# Netflix, Youtube, Plex - Not Working



## Afreese (Feb 3, 2016)

I just bought a Bolt through Tivo, I am upgrading from a Premier 4. I got it last night plugged it in and Tivo did it's thing of downloading an update. I was able to bet my channel listing for my Digital Antenna, Everything looked great! Then...I can't seem to use any of the apps. 

Plex shows me the videos I have, but when I try to play one it just goes to a blank screen

Netflix opens and I can log in and see the Netflix menu, then it hangs at either 25% or 99%

Youtube look like it's going to play, I get a menu and when try to play I get the video title then a black screen with the progress bar moving like I am watching a video.

I have tried skipping ahead 30 sec, I have tried a different HDMI port, I have tried to set the Tivo in a different video format ( 1080p,720p, Etc) to no avail.

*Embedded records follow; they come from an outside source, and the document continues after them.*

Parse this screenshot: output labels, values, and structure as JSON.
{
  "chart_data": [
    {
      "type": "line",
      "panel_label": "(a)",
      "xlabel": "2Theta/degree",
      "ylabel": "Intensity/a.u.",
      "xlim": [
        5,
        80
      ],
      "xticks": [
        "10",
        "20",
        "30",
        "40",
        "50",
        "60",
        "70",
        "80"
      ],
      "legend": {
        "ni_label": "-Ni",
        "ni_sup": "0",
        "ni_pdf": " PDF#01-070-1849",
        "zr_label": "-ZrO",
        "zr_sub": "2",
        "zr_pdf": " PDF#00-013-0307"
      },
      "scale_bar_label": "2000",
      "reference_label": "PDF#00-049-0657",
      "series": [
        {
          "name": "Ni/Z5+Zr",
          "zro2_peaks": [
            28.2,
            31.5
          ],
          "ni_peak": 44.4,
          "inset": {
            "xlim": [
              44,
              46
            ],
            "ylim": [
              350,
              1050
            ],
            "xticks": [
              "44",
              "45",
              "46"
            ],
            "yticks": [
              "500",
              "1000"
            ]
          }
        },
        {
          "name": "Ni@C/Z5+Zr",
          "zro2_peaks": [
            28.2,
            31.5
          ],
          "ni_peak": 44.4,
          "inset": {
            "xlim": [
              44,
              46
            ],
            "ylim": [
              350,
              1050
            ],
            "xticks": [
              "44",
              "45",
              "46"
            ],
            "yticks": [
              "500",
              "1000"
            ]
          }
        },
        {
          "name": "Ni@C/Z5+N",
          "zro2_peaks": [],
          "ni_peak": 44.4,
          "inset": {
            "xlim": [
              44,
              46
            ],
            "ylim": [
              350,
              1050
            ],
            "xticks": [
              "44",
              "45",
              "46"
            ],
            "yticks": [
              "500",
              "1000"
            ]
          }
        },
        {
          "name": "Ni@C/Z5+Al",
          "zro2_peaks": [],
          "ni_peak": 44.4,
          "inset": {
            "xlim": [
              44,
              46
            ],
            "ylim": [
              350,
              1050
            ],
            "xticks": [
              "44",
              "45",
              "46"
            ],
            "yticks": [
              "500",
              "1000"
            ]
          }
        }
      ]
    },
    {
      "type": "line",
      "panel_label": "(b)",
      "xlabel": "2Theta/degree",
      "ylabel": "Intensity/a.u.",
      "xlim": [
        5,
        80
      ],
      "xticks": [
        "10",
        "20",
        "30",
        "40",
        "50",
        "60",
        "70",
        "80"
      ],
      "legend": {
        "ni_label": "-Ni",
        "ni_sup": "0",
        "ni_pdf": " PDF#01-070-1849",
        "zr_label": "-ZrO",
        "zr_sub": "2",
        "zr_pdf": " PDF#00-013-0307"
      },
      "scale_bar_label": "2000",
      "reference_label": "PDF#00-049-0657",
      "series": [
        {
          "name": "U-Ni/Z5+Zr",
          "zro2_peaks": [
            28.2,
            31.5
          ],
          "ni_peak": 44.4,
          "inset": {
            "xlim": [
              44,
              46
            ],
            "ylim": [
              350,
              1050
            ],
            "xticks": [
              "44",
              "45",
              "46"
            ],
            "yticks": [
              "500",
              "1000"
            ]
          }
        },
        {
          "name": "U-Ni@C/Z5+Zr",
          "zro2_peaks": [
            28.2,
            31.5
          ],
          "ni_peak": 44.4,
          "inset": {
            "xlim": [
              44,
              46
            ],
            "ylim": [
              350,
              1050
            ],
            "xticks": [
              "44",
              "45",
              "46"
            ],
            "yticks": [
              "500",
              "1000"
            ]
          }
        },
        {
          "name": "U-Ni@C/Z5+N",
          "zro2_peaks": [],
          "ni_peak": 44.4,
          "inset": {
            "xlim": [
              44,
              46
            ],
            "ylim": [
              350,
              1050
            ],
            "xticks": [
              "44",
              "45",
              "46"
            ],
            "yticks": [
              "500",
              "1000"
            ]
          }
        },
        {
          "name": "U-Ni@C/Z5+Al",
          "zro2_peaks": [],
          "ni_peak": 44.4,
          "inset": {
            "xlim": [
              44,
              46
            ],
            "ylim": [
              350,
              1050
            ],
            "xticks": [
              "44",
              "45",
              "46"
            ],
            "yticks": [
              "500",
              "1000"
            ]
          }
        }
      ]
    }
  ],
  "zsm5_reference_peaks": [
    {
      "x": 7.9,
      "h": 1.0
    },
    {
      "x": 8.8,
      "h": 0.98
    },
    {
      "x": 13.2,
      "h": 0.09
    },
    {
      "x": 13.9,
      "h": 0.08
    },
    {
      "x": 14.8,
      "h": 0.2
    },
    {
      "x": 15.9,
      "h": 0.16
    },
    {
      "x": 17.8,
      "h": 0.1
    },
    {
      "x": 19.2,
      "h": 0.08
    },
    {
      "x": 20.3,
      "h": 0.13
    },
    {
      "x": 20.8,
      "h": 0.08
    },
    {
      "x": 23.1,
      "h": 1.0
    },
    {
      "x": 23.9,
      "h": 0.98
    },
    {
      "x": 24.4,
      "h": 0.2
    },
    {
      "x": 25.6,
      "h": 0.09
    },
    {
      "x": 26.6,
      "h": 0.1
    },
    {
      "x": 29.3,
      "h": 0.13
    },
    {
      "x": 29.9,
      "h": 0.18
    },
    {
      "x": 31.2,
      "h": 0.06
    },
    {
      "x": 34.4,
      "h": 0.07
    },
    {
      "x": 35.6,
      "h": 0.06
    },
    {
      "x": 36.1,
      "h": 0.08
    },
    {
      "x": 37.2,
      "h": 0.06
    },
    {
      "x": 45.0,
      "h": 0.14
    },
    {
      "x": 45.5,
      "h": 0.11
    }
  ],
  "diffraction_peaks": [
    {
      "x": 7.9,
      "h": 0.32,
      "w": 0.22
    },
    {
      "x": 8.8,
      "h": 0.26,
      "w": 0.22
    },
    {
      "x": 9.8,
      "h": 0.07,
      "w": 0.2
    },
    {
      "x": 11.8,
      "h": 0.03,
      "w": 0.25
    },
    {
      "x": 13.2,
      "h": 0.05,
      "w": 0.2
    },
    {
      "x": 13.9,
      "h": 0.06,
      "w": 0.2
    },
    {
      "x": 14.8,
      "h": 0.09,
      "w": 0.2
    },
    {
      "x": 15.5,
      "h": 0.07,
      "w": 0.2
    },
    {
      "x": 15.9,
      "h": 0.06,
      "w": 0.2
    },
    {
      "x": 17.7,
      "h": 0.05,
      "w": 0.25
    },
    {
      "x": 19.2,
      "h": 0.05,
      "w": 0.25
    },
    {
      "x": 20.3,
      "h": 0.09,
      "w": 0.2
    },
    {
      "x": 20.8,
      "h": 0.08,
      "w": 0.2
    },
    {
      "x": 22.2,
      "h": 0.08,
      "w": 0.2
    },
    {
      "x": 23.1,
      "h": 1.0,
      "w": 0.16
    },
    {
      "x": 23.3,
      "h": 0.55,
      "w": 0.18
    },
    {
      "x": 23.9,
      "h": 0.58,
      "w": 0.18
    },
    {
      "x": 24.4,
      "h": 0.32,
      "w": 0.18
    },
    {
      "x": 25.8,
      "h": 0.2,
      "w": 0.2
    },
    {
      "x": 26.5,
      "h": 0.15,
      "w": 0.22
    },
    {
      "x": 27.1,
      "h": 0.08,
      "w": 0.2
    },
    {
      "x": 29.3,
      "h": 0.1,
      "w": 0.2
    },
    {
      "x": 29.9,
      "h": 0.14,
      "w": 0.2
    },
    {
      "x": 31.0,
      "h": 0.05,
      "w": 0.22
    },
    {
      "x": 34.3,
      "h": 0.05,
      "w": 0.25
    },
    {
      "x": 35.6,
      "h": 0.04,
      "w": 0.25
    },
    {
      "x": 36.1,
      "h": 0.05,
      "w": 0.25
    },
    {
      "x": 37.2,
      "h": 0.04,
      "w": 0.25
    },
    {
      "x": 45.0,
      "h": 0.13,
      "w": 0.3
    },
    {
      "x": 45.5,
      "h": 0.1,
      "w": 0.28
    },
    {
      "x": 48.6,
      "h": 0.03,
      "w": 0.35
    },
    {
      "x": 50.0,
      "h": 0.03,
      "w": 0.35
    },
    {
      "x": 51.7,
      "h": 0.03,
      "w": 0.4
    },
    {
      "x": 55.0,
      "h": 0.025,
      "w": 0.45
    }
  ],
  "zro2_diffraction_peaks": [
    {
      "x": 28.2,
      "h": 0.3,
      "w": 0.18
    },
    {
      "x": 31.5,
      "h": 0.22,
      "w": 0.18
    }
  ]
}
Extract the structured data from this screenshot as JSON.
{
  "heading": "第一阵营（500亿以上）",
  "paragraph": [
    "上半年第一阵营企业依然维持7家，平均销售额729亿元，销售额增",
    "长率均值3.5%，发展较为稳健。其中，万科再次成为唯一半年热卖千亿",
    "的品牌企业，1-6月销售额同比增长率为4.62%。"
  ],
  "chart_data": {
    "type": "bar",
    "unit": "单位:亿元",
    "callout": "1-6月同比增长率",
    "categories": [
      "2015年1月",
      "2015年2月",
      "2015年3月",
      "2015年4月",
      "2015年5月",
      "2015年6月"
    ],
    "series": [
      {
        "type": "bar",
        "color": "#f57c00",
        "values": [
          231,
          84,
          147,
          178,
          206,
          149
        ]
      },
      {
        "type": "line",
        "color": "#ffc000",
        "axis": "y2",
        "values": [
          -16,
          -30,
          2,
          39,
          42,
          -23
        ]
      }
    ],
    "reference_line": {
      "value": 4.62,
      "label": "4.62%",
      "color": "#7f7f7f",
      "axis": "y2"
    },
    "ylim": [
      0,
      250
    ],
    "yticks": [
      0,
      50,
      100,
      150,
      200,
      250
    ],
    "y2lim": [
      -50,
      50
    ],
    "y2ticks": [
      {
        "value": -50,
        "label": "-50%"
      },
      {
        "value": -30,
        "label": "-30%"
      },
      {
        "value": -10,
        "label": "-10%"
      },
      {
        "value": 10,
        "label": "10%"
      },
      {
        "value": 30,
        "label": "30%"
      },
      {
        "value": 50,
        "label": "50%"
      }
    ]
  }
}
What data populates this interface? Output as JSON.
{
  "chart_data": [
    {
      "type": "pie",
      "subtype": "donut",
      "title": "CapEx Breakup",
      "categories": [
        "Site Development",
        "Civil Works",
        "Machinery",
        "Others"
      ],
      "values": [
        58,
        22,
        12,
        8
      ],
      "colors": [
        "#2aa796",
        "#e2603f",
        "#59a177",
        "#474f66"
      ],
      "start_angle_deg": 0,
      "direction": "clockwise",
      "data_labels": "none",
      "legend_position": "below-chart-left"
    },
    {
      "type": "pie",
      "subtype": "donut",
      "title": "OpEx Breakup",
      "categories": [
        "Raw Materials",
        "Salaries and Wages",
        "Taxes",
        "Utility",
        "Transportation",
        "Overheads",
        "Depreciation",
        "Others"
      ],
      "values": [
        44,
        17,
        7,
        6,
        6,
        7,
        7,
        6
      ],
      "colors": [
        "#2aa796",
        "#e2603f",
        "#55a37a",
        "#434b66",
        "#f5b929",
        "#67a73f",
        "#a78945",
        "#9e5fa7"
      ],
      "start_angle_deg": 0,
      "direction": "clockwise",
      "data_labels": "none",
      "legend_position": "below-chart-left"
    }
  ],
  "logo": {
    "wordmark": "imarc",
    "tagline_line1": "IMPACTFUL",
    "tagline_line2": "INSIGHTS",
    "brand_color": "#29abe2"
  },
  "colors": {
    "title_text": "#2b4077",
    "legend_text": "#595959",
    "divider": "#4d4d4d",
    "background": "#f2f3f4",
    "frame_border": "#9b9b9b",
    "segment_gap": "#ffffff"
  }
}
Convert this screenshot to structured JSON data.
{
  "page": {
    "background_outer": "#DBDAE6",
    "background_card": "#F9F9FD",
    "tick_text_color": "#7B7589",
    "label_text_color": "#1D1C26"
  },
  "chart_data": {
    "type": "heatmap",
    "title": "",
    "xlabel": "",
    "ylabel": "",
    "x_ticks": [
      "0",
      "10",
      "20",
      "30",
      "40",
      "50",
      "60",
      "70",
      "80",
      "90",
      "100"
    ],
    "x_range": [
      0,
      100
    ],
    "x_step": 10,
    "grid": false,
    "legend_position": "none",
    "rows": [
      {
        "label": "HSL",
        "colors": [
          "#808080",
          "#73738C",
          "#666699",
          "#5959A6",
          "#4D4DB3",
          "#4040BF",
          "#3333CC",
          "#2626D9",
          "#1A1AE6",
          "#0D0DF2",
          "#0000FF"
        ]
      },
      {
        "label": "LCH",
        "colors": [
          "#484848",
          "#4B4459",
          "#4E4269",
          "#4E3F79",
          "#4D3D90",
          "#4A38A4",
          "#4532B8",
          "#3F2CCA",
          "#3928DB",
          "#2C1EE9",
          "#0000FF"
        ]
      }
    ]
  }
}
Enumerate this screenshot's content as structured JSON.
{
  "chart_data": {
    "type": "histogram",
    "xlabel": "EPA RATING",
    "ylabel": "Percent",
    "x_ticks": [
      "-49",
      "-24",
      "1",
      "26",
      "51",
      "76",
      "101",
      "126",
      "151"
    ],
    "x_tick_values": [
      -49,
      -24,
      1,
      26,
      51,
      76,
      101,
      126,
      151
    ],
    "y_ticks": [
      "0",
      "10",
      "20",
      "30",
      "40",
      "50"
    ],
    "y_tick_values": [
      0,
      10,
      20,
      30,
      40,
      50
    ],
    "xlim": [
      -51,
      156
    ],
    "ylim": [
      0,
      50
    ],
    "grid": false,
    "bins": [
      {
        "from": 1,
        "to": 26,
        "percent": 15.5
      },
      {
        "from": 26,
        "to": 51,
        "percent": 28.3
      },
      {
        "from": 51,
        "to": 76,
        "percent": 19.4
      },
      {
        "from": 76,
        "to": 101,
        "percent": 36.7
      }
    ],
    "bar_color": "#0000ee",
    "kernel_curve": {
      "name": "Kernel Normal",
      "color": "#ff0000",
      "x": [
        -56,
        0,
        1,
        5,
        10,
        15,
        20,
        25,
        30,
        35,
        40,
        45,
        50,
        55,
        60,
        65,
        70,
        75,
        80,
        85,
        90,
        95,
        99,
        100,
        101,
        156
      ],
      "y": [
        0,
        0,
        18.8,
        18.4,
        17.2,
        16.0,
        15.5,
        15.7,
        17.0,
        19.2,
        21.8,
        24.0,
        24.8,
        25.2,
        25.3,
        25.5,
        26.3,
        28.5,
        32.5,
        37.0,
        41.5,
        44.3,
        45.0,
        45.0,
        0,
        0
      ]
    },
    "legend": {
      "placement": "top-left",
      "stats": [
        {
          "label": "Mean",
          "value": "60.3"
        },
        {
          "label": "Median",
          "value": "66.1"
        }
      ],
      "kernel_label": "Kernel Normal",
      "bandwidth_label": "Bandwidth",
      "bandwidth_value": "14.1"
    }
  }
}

Now the real fun part, when I dump out of the app all my channels are gone, I can no longer watch TV. I am getting a V58 error message. After I reboot the Tivo I get my TV channels back

I am plugged in wired and am not using a CableCard....

I called Tivo last night and they had me reset my tivo several times and connect to the service several times and still nothing. The last step the rep said was to let the Tivo "sync" overnight and to try again this morning.

Nope. Anyone have a suggestion?


----------



## atmuscarella (Oct 11, 2005)

Make a few forced connections to make sure you are on latest software, restart your TiVo, and wait a day or 2 to let everything get settled.


----------



## Afreese (Feb 3, 2016)

I did several forced connections.

can I ask tho. Is it normal to have to wait a while for the apps to work?


----------



## atmuscarella (Oct 11, 2005)

Afreese said:


> I did several forced connections.
> 
> can I ask tho. Is it normal to have to wait a while for the apps to work?


My guess is no, not sure if I used apps within a day or 2 of setting up my current Bolt (December), but TiVo has had some issues with many things recently including getting some Roamio OTA users up and running (took 2 days for some) and many have had issues with apps with last major software update (they have released patches which is why I said do some forced connection and a reboot). After a day or 2 is they still do not work would then call support.


----------



## jrtroo (Feb 4, 2008)

yes


----------



## Afreese (Feb 3, 2016)

Ok. When you say forced connections you mean the "connect to tivo service" right. I just want to make sure u am doing it right.

Jrtroo- how long did you have to wait?

Thanks for your advice guys.


----------